Nergis Demirkaya / DUVAR 

Some 16,385 civil servants have been dismissed from their positions at public institutions, including ministries and universities, in the last three years, after the government retained its emergency powers in place with a new legislation in 2018. 

The state of emergency came to an end in 2018, but the government in the same year passed a tougher anti-terror law which helped it to keep in place some of the measure's powers. 

The new anti-terror allows public institutions to dismiss civil servants under conditions similar to the state of emergency if they are thought to be connected to terror groups.

The legislation was drafted so that it would be valid for three years, but the ruling Justice and Development Party (AKP) is now trying to extend its duration for another three years.

The bill was accepted by the parliament's Planning and Budget Commission and is expected to be submitted to the General Assembly later this week.

The opposition asked the AKP how many civil servants were sacked during the 2018-2021 period on the basis of this new anti-terror law which critics say normalizes the state of emergency in the country.

After the question was left unanswered by AKP deputies of the Planning and Budget Commission, it was addressed to the Interior Ministry and Presidency.

Deputy Interior Minister Mehmet Ersoy said that they do not have the data as dismissal procedures were undertaken by the ministries themselves.
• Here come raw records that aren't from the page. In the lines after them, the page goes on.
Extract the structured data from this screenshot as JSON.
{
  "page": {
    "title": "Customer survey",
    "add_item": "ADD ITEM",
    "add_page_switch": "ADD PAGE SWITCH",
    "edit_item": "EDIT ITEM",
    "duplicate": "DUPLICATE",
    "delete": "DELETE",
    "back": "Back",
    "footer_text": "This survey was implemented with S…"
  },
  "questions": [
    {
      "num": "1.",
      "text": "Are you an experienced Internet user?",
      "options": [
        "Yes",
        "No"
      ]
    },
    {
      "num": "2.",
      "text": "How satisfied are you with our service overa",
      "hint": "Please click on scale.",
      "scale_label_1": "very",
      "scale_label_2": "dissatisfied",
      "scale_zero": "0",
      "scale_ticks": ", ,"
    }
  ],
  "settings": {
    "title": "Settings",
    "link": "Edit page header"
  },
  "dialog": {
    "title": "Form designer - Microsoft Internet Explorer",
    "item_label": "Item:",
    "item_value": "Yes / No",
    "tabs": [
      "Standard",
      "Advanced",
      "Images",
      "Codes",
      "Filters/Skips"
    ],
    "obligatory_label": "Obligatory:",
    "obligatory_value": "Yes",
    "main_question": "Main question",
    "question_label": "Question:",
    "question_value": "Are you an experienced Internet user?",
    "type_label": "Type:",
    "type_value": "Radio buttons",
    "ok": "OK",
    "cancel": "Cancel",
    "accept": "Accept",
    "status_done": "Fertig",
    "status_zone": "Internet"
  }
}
He said that the Interior Ministry itself sacked over 5,000 staff in the last three years based on the emergency powers granted to it.

Ersoy defended the move to extend the emergency powers for another three years, saying Turkey was “struggling against the world's most cryptic organization,” in reference to the Gülen network. “It was us, the Interior Ministry, who wanted the [new anti-terror] law to be extended for three years,” he said.

The opposition points out that the government is using the fight against the Gülen network as an excuse to establish an environment of oppression in the country.

The answer eventually came from the Presidency, which said that 16,385 civil servants have been sacked from public institutions in the last three years under the new anti-terror law.

Meanwhile, AKP MP Orhan Yengin announced the number of public workers dismissed between the 2016-2018 years under the state of emergency rule.

Citing the applications made to the State of Emergency Inquiry Commission, which was set up to review dismissal decisions taken by executive decrees, Yengin said that 125,678 state workers lost their jobs during this two-year period.